Yes, as you can see in the Whitecaps’ goal column (with a goal rate similar to but slightly worse than the Timbers’), the team has individual talents that can hurt you. But so does everybody else. And in reality, not only have their individual talents have come up short on 15 different occasions, but it’s unclear to what extent the best ones will even factor into Saturday’s game at Providence Park.
That’s because, for the second week in a row, the Timbers are hosting a team that’s well into the heart of their domestic cup competition. Last week it was the Union, who rotated about half their lineup for their Saturday night kickoff in Goose Hollow. Come this weekend’s first whistle, Vancouver will be three days removed from the first leg of their Cup final series, having drawn Toronto FC, 2-2, Wednesday night at BC Place.

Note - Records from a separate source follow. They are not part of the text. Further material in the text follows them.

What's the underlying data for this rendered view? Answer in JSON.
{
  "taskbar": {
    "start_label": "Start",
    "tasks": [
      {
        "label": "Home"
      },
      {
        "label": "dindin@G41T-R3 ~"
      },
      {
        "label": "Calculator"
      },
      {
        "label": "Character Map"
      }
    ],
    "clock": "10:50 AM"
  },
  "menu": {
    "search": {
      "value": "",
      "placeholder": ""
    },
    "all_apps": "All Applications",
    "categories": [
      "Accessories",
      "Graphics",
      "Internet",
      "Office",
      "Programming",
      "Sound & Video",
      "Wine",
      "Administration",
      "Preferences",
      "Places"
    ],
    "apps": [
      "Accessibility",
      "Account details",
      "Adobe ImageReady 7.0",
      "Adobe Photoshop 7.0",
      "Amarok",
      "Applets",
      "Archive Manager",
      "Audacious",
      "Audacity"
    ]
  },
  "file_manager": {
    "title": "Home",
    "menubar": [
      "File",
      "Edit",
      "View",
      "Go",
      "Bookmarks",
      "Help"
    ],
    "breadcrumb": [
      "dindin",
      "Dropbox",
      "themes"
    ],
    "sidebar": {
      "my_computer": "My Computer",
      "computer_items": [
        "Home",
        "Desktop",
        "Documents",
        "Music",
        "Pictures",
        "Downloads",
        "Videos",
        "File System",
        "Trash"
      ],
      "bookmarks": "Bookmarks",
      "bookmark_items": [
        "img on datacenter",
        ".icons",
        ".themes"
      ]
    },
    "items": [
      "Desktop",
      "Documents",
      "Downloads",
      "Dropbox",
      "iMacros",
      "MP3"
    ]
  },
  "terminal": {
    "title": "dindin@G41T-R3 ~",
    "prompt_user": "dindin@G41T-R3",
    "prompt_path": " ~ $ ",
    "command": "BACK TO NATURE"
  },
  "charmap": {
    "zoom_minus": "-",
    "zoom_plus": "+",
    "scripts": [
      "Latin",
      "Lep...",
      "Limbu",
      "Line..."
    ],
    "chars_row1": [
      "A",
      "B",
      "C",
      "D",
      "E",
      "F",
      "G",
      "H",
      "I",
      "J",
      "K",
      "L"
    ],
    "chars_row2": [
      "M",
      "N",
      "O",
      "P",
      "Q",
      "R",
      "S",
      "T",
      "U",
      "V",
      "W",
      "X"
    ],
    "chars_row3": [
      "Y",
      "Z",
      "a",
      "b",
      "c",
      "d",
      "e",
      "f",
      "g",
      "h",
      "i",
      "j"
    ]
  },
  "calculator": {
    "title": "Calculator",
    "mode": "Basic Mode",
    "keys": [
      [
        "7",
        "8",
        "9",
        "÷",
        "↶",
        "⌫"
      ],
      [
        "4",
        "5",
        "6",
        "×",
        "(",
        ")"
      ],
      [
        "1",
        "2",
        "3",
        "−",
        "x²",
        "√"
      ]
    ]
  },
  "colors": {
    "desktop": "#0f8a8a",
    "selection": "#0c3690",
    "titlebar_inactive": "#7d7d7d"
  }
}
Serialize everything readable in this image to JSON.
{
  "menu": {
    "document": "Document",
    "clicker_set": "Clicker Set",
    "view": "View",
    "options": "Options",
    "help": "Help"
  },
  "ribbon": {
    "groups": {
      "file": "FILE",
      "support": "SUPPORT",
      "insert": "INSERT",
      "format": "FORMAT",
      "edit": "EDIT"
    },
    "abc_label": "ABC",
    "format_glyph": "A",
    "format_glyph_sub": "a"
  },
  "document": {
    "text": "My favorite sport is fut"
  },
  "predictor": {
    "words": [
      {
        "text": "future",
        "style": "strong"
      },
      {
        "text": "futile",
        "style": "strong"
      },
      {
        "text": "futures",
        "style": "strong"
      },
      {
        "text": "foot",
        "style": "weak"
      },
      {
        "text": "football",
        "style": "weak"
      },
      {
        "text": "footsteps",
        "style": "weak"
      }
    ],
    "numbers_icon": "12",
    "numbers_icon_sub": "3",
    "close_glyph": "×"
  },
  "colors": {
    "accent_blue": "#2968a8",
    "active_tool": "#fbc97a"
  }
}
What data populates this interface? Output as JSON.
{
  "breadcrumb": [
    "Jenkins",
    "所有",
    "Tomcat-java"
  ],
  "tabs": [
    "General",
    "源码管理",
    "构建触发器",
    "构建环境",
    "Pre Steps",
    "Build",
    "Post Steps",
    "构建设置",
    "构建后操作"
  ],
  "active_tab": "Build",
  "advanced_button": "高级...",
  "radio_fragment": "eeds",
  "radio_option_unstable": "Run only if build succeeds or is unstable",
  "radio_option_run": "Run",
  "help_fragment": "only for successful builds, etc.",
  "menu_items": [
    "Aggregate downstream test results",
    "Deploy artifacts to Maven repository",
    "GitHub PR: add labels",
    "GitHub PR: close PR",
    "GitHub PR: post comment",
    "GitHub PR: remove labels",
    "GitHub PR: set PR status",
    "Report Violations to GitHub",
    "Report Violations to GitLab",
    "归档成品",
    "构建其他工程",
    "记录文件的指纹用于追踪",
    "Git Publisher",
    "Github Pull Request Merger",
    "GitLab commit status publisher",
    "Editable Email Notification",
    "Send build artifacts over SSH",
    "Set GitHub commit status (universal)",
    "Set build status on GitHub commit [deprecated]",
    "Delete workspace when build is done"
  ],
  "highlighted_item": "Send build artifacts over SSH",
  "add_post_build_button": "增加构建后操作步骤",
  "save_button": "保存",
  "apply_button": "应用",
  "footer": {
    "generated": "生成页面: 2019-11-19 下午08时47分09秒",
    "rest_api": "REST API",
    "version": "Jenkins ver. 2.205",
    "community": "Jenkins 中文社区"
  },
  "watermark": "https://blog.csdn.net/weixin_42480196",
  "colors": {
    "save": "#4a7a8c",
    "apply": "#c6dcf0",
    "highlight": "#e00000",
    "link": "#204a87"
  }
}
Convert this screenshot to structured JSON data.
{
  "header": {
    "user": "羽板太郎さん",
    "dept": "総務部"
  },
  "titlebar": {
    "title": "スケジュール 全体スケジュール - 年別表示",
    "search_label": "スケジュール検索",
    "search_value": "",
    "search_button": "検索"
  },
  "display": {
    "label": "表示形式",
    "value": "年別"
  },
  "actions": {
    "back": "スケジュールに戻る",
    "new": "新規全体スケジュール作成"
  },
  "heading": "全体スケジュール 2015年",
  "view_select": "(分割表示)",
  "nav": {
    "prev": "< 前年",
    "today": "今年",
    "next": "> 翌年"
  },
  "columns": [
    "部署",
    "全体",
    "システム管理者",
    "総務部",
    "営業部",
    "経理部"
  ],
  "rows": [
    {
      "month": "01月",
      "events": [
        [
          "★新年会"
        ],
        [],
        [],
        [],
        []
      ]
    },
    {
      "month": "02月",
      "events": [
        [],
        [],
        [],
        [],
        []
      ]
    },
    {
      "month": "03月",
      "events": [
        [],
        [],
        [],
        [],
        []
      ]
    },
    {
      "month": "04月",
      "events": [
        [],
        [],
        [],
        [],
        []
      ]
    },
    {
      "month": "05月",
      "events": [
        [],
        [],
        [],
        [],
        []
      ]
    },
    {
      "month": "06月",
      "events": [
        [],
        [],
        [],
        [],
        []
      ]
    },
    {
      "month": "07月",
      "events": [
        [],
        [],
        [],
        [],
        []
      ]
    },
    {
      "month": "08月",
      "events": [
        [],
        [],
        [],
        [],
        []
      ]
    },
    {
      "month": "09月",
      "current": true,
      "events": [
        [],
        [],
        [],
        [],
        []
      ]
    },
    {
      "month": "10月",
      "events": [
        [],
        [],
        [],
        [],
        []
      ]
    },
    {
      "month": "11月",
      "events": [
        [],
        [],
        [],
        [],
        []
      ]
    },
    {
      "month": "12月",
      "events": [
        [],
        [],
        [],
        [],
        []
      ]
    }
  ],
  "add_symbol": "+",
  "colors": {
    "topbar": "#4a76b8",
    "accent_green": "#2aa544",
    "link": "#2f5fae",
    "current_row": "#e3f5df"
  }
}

Kamara was in that lineup, as was Davies, as was Waston, and while it’s entirely possible they will start Saturday in Portland, the return leg of the Canadian Championship will only be four days away. And with a cross-country flight to Toronto looming, it may behoove Robinson to exercise caution.
“You need a squad,” Robinson explained, evoking part implication, part obfuscation when asked about managing his team’s congested summer. “The squad is best put to use at times like this. You have to deal with it. You have to enjoy it. You have to embrace it.
“And there will be changes, and when you get a chance, you have to take your chance. The players who played on Saturday (Aug. 4) against a really good New York (City FC) team performed brilliantly. And then there were a number of changes last night (against Toronto), and they were exceptional.
“There’ll be changes again on Saturday (in Portland), and there’ll be changes again on Wednesday (against Toronto), and then the following Saturday.”
What might those changes look like? According to Robinson, Vancouver will “slightly adjust the formation” in addition to the personnel, potentially in much the same way he did last weekend at Yankee Stadium, when he was again preparing for a mid-week Canadian Championship battle. Then, he shifted his formation from a 4-4-1-1 to a 4-4-2, a slight tweak that moved the team from a one-striker approach to a two-front. Venezuelan Anthony Blondell got the start, then, alongside Uruguayan Nicolás Mezquida, but don’t be surprised to see Beaverton’s own Erik Hurtado is the starting XI at Providence Park, given his two goals over the last seven days.
MLS mainstays like Brek Shea, Felipe, Sean Franklin and Aaron Maund could also feature, but three players who were notably not in that XI Robinson started against NYCFC: Kamara; Davies; Waston.
Davies came on in the second half, and given the short distance between Vancouver and Portland (and, the lack of training days lost, let alone hours off the clock), there’s an increased chance Kamara could make an appearance, too. Regardless, Robinson’s plan seems clear. He feels he has a squad. He feels he has priorities. He feels he has to rotate for this round of the Cascadia Cup.
And, given the approach produced a result last week in New York, the plan just might work.
“If we can go with the right frame of mind and have our game plan …” he explained, “then I’ve got every confidence we can go there and get a result.”